In May, we announced that of the patients who come to Cerebral with suicidal ideation (SI), 49.7% no longer harbor suicidal thoughts after treatment for an average of 6 months. Since publishing that data, there has been a lot of interest in this study, and we wanted to provide additional insight and call attention to its significance.
We conducted an analysis of the “before” and “after” results of 60,000 patients’ responses to the PHQ-9, the gold standard assessment scale for depression severity. Our data scientists examined all Cerebral patients’ responses from their initial intake through the present to determine if they reported an improvement in their experience of having suicidal thoughts. We found that 49.7% of these patients had indeed reported lower levels of SI at present compared to where they were during their initial intake appointment.
Intuitively, this data makes sense. At Cerebral, we are committed to providing our patients with high-quality care that improves their overall mental wellness, and many of our programs strive to find ways to actionably decrease SI. For example, we recently conducted a randomized quality improvement study in which we compared targeted interventions (text messages, phone calls, etc.) aimed at improving follow-up care for patients who express SI. We found that patients who received a caring text scheduled a follow-up in less than half the time compared to those who didn’t receive the text, indicating that proactively reaching out to patients can be critical in improving patient engagement and health outcomes.

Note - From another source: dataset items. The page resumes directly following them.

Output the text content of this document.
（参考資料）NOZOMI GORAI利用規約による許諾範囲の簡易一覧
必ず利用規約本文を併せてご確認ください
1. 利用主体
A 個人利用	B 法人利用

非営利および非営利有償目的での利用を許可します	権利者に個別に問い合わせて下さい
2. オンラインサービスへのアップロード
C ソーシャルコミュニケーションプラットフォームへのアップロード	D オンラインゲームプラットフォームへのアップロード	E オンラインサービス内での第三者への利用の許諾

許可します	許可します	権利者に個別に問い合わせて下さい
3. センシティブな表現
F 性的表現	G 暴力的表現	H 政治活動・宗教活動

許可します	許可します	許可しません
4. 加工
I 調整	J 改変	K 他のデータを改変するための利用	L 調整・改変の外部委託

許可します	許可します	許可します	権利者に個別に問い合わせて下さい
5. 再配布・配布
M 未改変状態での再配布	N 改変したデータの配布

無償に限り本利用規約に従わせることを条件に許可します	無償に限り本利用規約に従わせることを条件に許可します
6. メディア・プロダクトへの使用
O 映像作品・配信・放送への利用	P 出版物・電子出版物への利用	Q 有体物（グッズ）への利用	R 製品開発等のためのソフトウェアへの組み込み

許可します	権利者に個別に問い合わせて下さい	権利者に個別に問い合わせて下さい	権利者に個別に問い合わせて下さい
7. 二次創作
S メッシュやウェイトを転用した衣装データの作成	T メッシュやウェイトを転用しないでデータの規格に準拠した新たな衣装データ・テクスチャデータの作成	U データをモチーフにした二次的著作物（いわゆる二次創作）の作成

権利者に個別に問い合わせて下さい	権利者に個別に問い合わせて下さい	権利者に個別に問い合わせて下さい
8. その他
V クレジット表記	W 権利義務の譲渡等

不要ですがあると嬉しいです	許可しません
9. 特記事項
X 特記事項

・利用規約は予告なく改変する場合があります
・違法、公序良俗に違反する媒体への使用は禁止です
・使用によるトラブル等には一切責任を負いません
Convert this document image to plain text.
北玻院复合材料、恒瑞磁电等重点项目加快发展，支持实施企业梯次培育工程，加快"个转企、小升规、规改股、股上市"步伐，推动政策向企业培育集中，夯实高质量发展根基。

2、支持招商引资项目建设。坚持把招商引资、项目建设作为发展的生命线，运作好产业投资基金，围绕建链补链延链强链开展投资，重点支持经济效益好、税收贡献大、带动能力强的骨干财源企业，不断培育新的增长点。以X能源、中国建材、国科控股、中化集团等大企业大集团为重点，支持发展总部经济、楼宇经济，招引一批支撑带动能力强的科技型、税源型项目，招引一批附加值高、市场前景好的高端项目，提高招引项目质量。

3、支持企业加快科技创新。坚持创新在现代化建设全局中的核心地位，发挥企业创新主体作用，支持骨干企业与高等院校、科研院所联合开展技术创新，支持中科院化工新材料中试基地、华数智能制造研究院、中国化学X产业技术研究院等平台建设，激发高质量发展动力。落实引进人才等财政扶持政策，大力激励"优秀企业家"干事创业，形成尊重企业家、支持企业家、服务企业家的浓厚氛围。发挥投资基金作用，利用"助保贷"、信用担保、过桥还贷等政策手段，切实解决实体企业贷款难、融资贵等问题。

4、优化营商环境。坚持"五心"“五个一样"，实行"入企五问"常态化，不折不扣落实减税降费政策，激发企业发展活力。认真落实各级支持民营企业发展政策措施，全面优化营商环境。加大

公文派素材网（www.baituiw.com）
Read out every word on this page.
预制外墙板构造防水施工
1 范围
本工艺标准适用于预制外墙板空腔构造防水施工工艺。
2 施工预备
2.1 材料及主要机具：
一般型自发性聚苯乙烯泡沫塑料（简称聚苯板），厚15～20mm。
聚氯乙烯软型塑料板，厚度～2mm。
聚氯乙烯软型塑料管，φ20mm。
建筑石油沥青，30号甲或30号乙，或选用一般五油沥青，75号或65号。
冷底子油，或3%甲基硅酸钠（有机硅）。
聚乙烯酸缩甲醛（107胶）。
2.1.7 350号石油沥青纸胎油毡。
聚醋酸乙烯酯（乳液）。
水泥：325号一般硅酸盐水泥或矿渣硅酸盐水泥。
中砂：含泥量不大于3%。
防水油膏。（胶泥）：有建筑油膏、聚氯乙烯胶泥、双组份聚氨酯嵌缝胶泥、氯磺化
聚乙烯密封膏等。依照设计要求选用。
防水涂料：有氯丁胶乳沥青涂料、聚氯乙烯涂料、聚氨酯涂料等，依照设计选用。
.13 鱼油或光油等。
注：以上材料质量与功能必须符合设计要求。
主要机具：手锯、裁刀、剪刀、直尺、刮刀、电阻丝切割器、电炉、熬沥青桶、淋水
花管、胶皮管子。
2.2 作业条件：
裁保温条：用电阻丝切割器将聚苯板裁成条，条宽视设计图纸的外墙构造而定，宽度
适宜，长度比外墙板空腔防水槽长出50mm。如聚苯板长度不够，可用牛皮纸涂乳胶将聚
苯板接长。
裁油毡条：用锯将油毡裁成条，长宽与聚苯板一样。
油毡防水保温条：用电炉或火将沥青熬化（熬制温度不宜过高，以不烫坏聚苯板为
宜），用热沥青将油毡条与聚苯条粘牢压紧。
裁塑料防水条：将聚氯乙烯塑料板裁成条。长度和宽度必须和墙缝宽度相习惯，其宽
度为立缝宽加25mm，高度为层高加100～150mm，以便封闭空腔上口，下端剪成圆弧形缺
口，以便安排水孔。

However, it is also important to note that these data points are preliminary, and our findings still need to be validated further. Suicidal thinking is not static, and fluctuates with time, so it will be important to determine which specific factors are driving this decrease in suicidal thinking. In terms of next steps, we will work with leading researchers at Harvard to better understand and establish causality, and we are working to get our work published in peer-reviewed journals.
Still, gathering and analyzing data like this is an important first step in measuring mental health issues and treatment. Typically, the vast majority of traditional mental health providers do not keep records of clinical outcomes, much less data on suicidal thinking, in a systematic way. Our early results can start to improve our understanding of how our patients think and feel over time, allowing us to track the level of suicidal thinking, or suicidal ideation, they are experiencing as well.
In the past, we’ve asked many clinics a simple question: do you continually track the level of suicidality for your patient panels? 100% of responses were ‘No’. Some say they don’t have the technology, and others candidly reported that they are worried about legal liability: you can’t be liable for what you don’t know. This is a problem. We believe that sharing this kind of self-reported patient wellness data is critical to advancing our profession and advancing outcomes for patients.
The U.S. mental health system is failing patients, in large part because patients continue to be evaluated only subjectively, when objective measures do exist. We are working to establish a baseline where no baseline exists.
This is actually a topic we hope to discuss at SXSW early next year. Data from this preliminary study, and other studies like it, can help advance precision psychiatry – which will improve the standards of care in the mental health industry by personalizing treatment, reducing suffering, and saving lives.